From Mortars to Machine Guns: What it is like to be on a U.S. Navy Vessel

From Mortars to Machine Guns: What it is like to be on a U.S. Navy Vessel

by Lance Cpl. Colton Nicks
31st MEU Communication Strategy and Operations

U.S. Marine Corps Lance Cpl. Hassan-Thomas Jones shares his story of what it’s like to be an assistant machine gunner, as part of the tactical recovery of aircraft and personnel training exercise, with Battalion Landing Team 3/5, 31st Marine Expeditionary Unit, aboard the amphibious assault ship USS America (LHA 6) June 16, 2021.

“TRAP is a chance to show how versatile the infantry is,” said Jones. “I thoroughly enjoy it because I like the integration aspect of the job. I was a mortarman, but during TRAP I get to experience what it’s like as an assistant machine gunner. Additionally, now I am able to learn even more about the three different elements within 3/5: support, recovery and security.”

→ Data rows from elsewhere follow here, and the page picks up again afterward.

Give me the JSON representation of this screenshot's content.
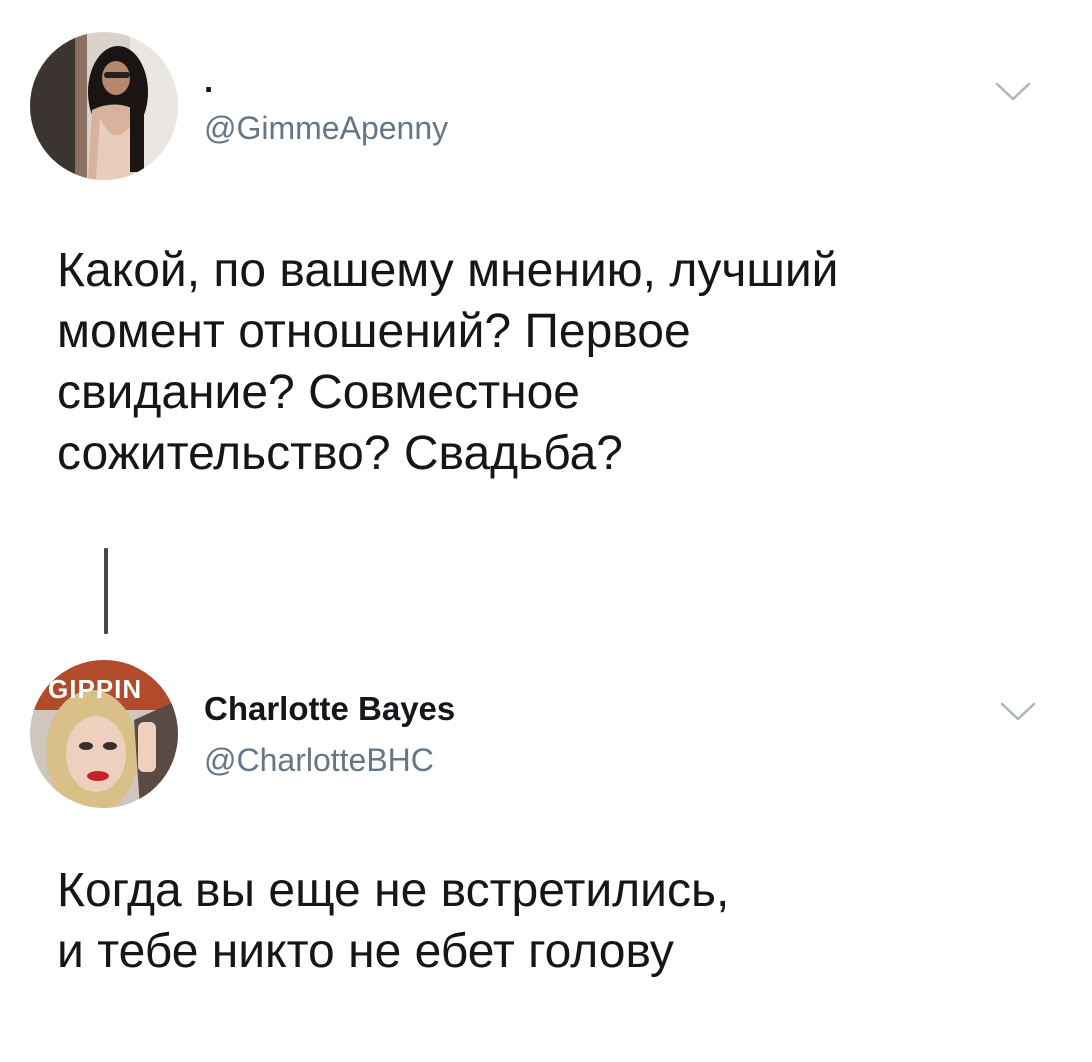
{
  "tweets": [
    {
      "display_name": ".",
      "handle": "@GimmeApenny",
      "text": "Какой, по вашему мнению, лучший\nмомент отношений? Первое\nсвидание? Совместное\nсожительство? Свадьба?",
      "avatar_icon": "user-avatar-photo",
      "menu_icon": "chevron-down-icon"
    },
    {
      "display_name": "Charlotte Bayes",
      "handle": "@CharlotteBHC",
      "avatar_overlay_text": "GIPPIN",
      "text": "Когда вы еще не встретились,\nи тебе никто не ебет голову",
      "avatar_icon": "user-avatar-photo",
      "menu_icon": "chevron-down-icon"
    }
  ],
  "colors": {
    "text": "#14171a",
    "secondary_text": "#657786",
    "chevron": "#aab8c2",
    "thread_line": "#444a4f"
  }
}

While aboard USS America, Jones’ role within the security element during TRAP is to protect aircrafts and personnel as they land in a known location by utilizing an M240 Machine Gun.

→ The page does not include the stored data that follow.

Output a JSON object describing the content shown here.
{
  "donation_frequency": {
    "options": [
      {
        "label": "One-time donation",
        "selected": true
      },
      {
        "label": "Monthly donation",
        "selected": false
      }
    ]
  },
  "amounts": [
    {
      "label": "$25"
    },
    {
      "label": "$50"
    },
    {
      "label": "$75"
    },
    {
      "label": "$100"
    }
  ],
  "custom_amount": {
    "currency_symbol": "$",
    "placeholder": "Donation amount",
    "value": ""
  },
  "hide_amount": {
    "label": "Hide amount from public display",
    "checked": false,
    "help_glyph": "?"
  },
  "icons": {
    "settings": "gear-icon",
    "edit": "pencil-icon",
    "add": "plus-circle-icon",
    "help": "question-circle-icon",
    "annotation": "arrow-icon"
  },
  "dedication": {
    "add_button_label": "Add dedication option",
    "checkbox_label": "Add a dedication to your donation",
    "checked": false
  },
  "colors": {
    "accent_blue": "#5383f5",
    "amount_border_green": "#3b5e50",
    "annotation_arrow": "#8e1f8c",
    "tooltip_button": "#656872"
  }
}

“We are in charge of saving people and pulling them out of any wreckage if they are shot down,” he said. “Maintaining that survival focus is important because when we see that fellow warfighter, we need to get them out and get them home. Even if you don’t know them, they are still family, and I’m glad that because of my job, I can be a part of that team who brings them home.”

Prior to TRAP, Jones was a mortarman with the Fire Direction Center. He explains that his job allowed him to see the bigger picture and have a better understanding of a situation at hand. However, he continues that even if a Marine does not fully understand why they need to complete a task, they should have trust and confidence in their leadership.

As Marines, it is always go-time, and at a moment’s notice there may be an assignment and having that rapport within a unit is vital.

“What we are doing now on ship during the TRAP training exercise is pretty awesome,” said Jones. “I like how they are able to use infantry Marines for various tasks that we might not get to experience off ship. With this team, I am literally doing what people see in the Marine Corps commercials; it is what I signed up for.”